The King fought back pain as she slid into his memories of that day, the day he and Gideon had found Sarah flayed apart, raped and eviscerated by one of their own. The very same horror as Kestra had suffered. Only, it had been a random act out of the blue instead of a purposeful torture, instead of a bomb ticking away waiting to explode. The child Magdelegna, only a few years old, looking for her mother and finding her before they could protect the scene. How to live with that child’s expression? What choices to make? To suddenly be the head of the household as Sarah’s mate fell into despair? How could Ariel exist without Sarah? He had felt every thought, every moment of torment and pain before she had died. Too far…too far from her to stop it. Failing her. Failing his children. Failing his heart and soul as halves of both were ripped away. Too far to stop his son from finding her. Too far to stop Legna from seeing what no toddler should ever see.
They had lost both parents that night. Ariel’s devastation couldn’t be assuaged. No Imprinted mate could survive the grief of such loss. They knew he would be gone within a year, one way or another, and there was nothing they could do about it. They didn’t want to do anything about it. They wanted him to have mercy, to go and be with their mother beyond this lifetime. But even the dignity of his own death was denied Ariel. He was Summoned shortly after, taken by black magic and Transformed into a horrific monster. And Noah, having been made King by then and the pride of his parents, had to send his Enforcer out, ringing the death knell that would save the world from his ruined father. Jacob. Jacob, who had never known how much gratitude and love Noah had felt toward him for doing that service, for freeing his father from torture and torment.
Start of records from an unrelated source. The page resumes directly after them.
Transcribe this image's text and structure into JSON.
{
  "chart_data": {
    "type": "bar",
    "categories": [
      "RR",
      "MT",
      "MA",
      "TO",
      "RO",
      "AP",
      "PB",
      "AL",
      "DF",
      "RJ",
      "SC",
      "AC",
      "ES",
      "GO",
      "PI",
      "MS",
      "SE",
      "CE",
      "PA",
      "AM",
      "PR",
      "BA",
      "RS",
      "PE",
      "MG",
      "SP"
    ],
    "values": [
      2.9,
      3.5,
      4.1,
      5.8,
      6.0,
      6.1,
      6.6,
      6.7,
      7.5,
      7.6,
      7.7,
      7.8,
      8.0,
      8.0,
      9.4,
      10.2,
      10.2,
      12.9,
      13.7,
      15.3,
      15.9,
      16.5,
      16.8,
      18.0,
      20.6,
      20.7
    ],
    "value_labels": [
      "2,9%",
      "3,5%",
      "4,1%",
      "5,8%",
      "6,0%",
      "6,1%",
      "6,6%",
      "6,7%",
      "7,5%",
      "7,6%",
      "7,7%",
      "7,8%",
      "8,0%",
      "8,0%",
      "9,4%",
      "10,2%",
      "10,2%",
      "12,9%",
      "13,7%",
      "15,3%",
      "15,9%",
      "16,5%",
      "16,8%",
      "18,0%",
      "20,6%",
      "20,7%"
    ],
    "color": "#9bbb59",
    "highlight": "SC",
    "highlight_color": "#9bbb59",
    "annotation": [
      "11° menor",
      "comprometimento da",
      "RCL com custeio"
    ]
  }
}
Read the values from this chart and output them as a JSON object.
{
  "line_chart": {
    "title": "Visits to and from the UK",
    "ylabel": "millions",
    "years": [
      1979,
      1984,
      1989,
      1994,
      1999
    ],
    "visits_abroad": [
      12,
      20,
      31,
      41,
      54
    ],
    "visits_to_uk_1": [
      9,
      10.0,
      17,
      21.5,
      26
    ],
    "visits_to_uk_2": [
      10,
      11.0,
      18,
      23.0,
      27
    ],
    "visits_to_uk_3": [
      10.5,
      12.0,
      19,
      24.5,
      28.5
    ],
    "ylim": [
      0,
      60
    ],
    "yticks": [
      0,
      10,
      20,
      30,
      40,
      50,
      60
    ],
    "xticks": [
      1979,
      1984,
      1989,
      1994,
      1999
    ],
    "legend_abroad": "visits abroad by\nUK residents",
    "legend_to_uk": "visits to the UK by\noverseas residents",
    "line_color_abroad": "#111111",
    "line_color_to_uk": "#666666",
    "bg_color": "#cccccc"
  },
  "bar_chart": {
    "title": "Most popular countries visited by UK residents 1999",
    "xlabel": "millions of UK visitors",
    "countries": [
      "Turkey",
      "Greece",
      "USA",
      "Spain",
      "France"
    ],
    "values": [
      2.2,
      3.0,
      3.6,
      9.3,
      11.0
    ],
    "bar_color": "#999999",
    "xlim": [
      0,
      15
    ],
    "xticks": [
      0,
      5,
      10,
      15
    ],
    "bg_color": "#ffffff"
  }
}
And so ended a fairy tale. A love incorruptible.
“No…” Noah whispered against her ear as he heard the bitter ring of that thought. “You have to understand that the end of the story is unimportant, Kestra. All stories end. All life ends. Nature makes it so. And you know that it can be peaceful or it can be violent and cruel, but it is not the end that matters. It is everything that happens right up until that very last minute that matters most.” He stroked fingers through her hair, knowing she listened as she held him tightly and breathed against his neck. “I know you understand this concept more than anyone I am likely to know. You had two paths before you when that terrible thing happened to you.” They closed their arms tighter around each other in impulsive support. “Be forever a victim, or be anything and everything that savage thought he could take away from you. Oh, you make so much more sense to me now,” he breathed, making her laugh, the tone low with spent tears.
“Don’t get cocky. You don’t know half the things about me you think you do,” she taunted weakly.
“I am living in your mind,” he reminded her in an intimate whisper. “I see the fire. I know Fire, Kestra. Come see mine, see the things I have done, justly and unjustly, all a part of learning my way through life. I see the fury you try to express with explosives. I feel the craving for deeply burning passion that you try to fill with danger. You are notorious? A mercenary? This is supposed to shock me or impress me? I wish to please you, so do let me know.”
“You’re mad as a hatter, you do know that, don’t you?” She sighed the phrase, but there was no rancor to it, no power, and she was relaxed completely in his embrace. Her fingers slid into his loose hair, the curls still damp from his shower. She stroked through them slowly, the sensation singing through Noah as if a tuning fork had been struck to him. The vibration traveled from her fingertips and straight to his toes with some interesting pauses in between. “Nightwalkers, hmm?”